Заслышав шум в прихожей, я встрепенулся: я и забыл, что уже август и неприятные чужаки заплатили — и немало — за право шуметь в «Винтерхаузе».
Я встал, вымыл посуду. А когда приготовил кофе, почувствовал за спиной чье-то дыхание и обернулся. В дверях, засунув руки в карманы джинсов, стояла Франсуаза. Мы обменялись улыбками, Франсуаза поздоровалась и спросила, не видел ли я Одиль.
— Одиль? — переспросил я.
— Да, мою сестру.
— Нет. Хотите кофе?
— С удовольствием.
Она со вздохом опустилась на стул.
— Ну и жара!
Я поставил на стол две чашки, налил кофе и подвинул Франсуазе жестяную коробку с сахаром. Когда она взяла два куска, я закрыл коробку, и она спросила:
— Вы всегда пьете кофе без сахара?
Я ответил, что вообще все пью без сахара, поставил коробку на место, а сам в это время раздумывал, как мне быть. Я ведь терпеть не могу кофе без сахара.

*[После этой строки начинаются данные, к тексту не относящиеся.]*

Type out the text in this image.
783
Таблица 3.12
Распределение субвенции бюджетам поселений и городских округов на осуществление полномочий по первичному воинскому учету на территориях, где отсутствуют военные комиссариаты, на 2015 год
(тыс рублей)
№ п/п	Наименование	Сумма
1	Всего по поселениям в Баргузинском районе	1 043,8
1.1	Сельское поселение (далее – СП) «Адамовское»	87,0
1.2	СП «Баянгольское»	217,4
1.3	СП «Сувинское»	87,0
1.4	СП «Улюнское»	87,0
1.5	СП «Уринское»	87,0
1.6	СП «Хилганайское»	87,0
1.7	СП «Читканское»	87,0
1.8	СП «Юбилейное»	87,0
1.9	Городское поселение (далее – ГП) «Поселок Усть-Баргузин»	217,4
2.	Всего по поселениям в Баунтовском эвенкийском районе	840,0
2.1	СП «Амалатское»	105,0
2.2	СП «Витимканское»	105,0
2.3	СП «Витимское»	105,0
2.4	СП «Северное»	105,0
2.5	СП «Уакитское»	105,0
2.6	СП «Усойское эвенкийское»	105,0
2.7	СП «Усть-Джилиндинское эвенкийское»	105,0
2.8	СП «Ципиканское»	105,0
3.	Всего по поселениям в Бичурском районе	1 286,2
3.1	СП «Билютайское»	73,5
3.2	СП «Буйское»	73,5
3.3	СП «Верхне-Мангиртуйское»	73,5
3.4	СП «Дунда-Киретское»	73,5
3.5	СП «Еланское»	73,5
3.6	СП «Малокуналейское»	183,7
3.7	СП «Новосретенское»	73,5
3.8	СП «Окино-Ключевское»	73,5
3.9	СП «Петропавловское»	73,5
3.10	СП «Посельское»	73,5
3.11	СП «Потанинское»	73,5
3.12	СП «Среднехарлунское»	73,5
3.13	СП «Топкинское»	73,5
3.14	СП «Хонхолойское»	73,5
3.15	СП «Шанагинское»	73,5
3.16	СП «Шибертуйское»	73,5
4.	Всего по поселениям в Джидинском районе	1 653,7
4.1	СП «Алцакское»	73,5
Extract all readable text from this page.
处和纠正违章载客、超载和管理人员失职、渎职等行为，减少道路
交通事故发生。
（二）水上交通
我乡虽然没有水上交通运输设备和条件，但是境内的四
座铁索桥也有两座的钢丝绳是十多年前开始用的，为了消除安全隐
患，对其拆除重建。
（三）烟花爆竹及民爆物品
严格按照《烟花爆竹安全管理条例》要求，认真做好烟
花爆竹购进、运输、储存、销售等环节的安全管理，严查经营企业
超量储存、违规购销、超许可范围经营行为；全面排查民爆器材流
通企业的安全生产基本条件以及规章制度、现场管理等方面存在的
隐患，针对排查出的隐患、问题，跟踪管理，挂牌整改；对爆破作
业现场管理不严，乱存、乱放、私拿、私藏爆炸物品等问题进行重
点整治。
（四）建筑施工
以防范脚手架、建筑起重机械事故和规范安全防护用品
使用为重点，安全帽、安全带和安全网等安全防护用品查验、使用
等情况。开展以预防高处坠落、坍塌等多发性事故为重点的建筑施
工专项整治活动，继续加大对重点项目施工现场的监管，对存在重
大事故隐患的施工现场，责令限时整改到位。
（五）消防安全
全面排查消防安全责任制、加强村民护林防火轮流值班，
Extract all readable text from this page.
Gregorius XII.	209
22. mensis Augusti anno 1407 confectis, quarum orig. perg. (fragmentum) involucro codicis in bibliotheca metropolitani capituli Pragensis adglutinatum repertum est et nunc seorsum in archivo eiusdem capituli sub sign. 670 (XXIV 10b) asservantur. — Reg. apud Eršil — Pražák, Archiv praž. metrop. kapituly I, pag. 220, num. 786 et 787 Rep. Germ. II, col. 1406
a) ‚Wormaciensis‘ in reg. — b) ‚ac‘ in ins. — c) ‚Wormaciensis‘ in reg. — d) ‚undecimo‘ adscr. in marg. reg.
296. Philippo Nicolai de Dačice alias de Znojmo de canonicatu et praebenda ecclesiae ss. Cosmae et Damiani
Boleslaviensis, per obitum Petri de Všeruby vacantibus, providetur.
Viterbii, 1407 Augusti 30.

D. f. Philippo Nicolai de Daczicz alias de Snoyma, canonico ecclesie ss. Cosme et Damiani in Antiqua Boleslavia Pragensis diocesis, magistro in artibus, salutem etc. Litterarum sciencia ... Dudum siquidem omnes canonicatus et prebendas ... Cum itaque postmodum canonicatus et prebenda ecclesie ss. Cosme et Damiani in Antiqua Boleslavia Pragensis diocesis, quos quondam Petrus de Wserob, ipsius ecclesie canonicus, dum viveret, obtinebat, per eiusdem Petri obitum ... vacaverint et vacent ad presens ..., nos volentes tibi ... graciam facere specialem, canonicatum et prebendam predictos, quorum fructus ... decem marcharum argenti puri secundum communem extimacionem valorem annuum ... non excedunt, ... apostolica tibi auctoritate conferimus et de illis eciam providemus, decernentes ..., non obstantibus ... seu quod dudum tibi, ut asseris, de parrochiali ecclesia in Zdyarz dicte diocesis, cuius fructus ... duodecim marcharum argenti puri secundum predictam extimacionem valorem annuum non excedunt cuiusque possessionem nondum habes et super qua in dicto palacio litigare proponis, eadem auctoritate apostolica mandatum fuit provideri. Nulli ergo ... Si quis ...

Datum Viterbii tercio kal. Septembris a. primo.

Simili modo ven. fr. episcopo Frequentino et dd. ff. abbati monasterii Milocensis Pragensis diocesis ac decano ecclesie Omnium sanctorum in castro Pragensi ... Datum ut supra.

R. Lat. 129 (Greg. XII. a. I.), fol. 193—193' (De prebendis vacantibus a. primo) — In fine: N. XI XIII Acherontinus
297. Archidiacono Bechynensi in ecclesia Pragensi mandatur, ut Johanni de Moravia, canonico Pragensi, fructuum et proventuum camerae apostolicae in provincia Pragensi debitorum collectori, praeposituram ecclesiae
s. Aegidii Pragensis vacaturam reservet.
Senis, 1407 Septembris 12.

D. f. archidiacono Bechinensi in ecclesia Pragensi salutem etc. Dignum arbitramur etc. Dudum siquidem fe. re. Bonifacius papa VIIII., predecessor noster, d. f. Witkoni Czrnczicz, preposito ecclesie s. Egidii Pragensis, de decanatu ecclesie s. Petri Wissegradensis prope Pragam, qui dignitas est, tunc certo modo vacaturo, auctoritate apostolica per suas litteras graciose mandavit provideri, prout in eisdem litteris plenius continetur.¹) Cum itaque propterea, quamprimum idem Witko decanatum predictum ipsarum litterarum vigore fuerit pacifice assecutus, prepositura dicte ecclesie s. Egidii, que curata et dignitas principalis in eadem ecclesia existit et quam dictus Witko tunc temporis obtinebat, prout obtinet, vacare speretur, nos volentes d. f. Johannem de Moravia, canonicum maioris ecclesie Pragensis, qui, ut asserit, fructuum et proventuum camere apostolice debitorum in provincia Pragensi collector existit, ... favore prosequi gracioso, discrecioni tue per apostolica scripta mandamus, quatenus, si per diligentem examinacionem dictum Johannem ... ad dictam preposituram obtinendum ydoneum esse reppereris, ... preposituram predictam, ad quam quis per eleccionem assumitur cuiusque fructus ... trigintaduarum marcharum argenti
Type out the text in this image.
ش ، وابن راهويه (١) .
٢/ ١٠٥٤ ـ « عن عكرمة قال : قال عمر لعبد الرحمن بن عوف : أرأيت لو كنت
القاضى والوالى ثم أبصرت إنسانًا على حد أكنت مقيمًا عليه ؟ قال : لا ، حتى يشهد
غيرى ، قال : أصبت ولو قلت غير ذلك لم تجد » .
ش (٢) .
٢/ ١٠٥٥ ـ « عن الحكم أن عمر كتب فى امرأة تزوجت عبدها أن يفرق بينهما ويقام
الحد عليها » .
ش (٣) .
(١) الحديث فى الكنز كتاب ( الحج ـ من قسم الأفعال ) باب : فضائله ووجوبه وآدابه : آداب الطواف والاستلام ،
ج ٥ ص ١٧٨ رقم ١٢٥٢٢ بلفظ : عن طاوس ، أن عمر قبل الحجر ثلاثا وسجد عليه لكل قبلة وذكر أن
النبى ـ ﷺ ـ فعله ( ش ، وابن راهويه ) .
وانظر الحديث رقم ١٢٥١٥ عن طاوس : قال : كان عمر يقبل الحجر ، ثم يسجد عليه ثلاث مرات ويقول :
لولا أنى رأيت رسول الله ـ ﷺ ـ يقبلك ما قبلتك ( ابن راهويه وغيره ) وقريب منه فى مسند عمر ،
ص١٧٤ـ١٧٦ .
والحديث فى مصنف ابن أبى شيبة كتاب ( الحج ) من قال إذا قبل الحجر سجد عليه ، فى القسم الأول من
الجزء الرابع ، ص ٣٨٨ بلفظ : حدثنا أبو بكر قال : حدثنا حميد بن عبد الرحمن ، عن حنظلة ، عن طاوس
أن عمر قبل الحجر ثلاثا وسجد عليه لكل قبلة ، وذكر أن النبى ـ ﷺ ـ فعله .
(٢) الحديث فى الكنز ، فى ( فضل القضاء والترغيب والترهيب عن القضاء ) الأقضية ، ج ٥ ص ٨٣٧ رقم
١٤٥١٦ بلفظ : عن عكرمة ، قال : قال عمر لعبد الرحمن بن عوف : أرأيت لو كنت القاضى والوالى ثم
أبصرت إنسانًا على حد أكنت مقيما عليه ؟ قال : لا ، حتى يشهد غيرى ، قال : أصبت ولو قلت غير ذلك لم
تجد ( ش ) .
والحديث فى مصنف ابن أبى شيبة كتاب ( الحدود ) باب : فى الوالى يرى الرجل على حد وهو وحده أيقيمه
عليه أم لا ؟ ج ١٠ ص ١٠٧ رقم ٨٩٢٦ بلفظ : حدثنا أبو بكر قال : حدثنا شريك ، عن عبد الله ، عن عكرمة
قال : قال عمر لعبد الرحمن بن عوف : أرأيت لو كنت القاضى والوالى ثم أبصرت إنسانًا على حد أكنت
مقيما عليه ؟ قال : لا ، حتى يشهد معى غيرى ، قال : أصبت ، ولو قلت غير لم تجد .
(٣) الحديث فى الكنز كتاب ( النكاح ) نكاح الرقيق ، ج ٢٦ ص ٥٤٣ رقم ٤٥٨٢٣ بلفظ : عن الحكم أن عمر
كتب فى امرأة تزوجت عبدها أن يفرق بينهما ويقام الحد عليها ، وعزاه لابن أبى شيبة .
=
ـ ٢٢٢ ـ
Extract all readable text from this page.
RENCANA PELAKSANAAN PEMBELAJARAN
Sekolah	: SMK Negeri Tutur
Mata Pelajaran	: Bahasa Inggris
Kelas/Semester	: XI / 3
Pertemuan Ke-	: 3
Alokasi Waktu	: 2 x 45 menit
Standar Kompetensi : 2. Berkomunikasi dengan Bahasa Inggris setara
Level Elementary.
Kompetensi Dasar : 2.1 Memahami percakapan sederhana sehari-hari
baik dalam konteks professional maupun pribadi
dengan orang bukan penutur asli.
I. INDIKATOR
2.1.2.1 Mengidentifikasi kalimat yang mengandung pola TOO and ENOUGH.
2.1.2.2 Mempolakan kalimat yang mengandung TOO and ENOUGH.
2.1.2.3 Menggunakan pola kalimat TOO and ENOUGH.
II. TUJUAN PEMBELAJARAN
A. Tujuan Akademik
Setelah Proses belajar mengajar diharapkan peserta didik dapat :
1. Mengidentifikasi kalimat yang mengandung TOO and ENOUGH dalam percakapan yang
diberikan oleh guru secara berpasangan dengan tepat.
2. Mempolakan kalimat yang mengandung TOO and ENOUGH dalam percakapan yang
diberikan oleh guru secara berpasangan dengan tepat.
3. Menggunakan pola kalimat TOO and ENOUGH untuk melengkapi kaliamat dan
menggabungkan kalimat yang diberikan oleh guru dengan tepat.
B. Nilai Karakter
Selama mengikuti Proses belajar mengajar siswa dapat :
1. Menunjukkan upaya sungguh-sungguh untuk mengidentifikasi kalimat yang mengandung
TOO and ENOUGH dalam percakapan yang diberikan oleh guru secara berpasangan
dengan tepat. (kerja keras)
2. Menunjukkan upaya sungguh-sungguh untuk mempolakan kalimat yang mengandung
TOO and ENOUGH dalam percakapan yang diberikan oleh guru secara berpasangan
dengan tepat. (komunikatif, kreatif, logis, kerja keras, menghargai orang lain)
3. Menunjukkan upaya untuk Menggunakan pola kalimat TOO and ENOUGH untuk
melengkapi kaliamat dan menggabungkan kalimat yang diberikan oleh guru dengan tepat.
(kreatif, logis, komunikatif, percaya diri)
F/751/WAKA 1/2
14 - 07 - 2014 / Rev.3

Однако слова вырвались у меня сами собой, отчасти потому, что пришлись мне по душе, но особенно потому, что молодой человек, пьющий кофе без сахара, уже в силу одного этого представляет собой нечто более загадочное, а значит, и более привлекательное, чем простодушный малый, который бросает в чашку два куска сахара, размешивает его ложкой и знай себе попивает кофе, рассуждая об экзаменах, которые сдал, и о тех, что ему еще предстоят.
Чтобы не изменить избранной роли, я решился на весьма рискованный шаг: поднес чашку к губам и, не закрывая глаз, залпом опустошил ее. И пока во мне все корчилось от отвращения, возникла спасительная мысль: отдели мозг от желудка — желудок-то у тебя из мягкой плоти, а мозг из стали.
Я поставил чашку и взглянул на Франсуазу.